Notably, all procedures were performed by a single experienced surgeon, ensuring technical consistency. The 15% C3F8 tamponade combined with strict 2-week prone positioning likely contributed to the high success rate by maintaining stable MH coverage during early healing.
This study demonstrates that the novel dual-layer ILM flap technique with superior-inferior (S-I) coverage combined with autologous blood application achieves 100% anatomical closure in large MHs > 400 μm (mean diameter: 717.3 ± 127.0 μm, range: 521–949 μm), with significant functional improvement (median logMAR BCVA: 1.70 (IQR, 1.30–1.70) → 0.82 (IQR, 0.61–0.82), p < 0.001). These results surpass those reported for conventional single-layer ILM flaps and suggest a potential paradigm shift in the surgical management of refractory large MHs.
However, this study has several limitations. First, the retrospective design inherently limits the strength of causal inferences and is subject to potential selection bias, which should be acknowledged as a methodological constraint. Second, the sample size was relatively small (n = 21) and derived from a single center, which may restrict generalizability.
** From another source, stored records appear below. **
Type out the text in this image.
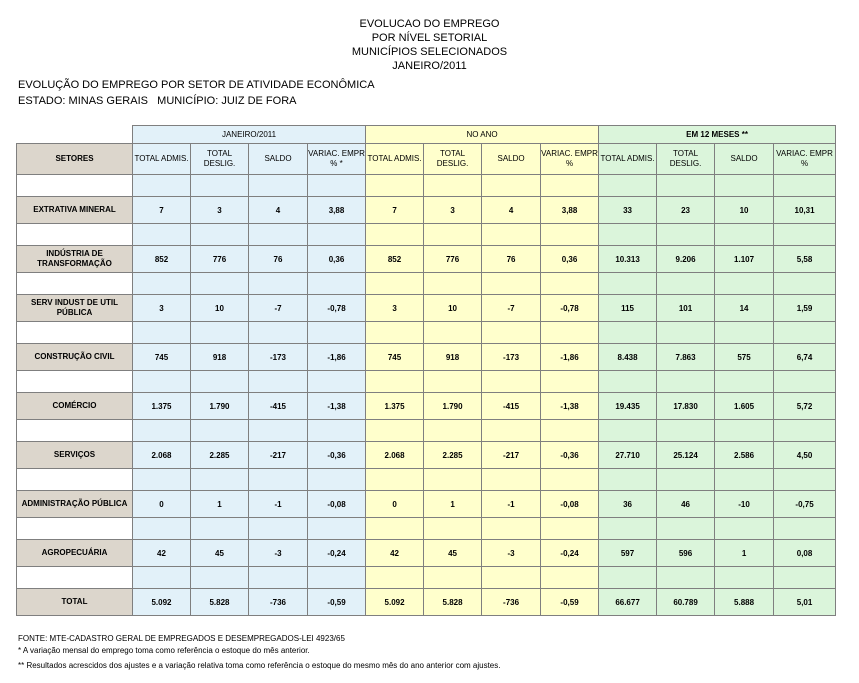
EVOLUCAO DO EMPREGO
POR NÍVEL SETORIAL
MUNICÍPIOS SELECIONADOS
JANEIRO/2011
EVOLUÇÃO DO EMPREGO POR SETOR DE ATIVIDADE ECONÔMICA
ESTADO: MINAS GERAIS   MUNICÍPIO: JUIZ DE FORA
	JANEIRO/2011				NO ANO				EM 12 MESES **			
SETORES	TOTAL ADMIS.	TOTAL DESLIG.	SALDO	VARIAC. EMPR % *	TOTAL ADMIS.	TOTAL DESLIG.	SALDO	VARIAC. EMPR %	TOTAL ADMIS.	TOTAL DESLIG.	SALDO	VARIAC. EMPR %

EXTRATIVA MINERAL	7	3	4	3,88	7	3	4	3,88	33	23	10	10,31

INDÚSTRIA DE TRANSFORMAÇÃO	852	776	76	0,36	852	776	76	0,36	10.313	9.206	1.107	5,58

SERV INDUST DE UTIL PÚBLICA	3	10	-7	-0,78	3	10	-7	-0,78	115	101	14	1,59

CONSTRUÇÃO CIVIL	745	918	-173	-1,86	745	918	-173	-1,86	8.438	7.863	575	6,74

COMÉRCIO	1.375	1.790	-415	-1,38	1.375	1.790	-415	-1,38	19.435	17.830	1.605	5,72

SERVIÇOS	2.068	2.285	-217	-0,36	2.068	2.285	-217	-0,36	27.710	25.124	2.586	4,50

ADMINISTRAÇÃO PÚBLICA	0	1	-1	-0,08	0	1	-1	-0,08	36	46	-10	-0,75

AGROPECUÁRIA	42	45	-3	-0,24	42	45	-3	-0,24	597	596	1	0,08

TOTAL	5.092	5.828	-736	-0,59	5.092	5.828	-736	-0,59	66.677	60.789	5.888	5,01
FONTE: MTE-CADASTRO GERAL DE EMPREGADOS E DESEMPREGADOS-LEI 4923/65
* A variação mensal do emprego toma como referência o estoque do mês anterior.
** Resultados acrescidos dos ajustes e a variação relativa toma como referência o estoque do mesmo mês do ano anterior com ajustes.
Third, the absence of a control group treated with alternative surgical techniques prevents direct comparisons of efficacy and safety. Additionally, the minimum follow-up duration of 3 months is relatively short, limiting the assessment of long-term anatomical stability, functional recovery, and delayed complications.
Given these limitations—particularly the retrospective nature of the study as highlighted by the reviewer—our findings should be interpreted as preliminary evidence rather than definitive proof of superiority. Nonetheless, the consistently high closure rate and meaningful visual gains observed in this cohort indicate that the dual-layer ILM flap with S–I coverage combined with autologous whole blood application may be a valuable option for large and otherwise challenging MHs. Future prospective, multicenter randomized controlled trials with extended follow-up are warranted to validate our findings and provide more robust evidence regarding the comparative benefits of this technique.
Conclusion
The novel dual-layer ILM flap with S-I coverage and autologous blood tamponade is a safe and effective treatment for large MHs (>400 μm), demonstrating 100% anatomical closure and significant visual improvement. While preliminary, these results suggest a paradigm shift for refractory cases. Future randomized trials should compare this technique to single-layer flaps and APC adjuncts.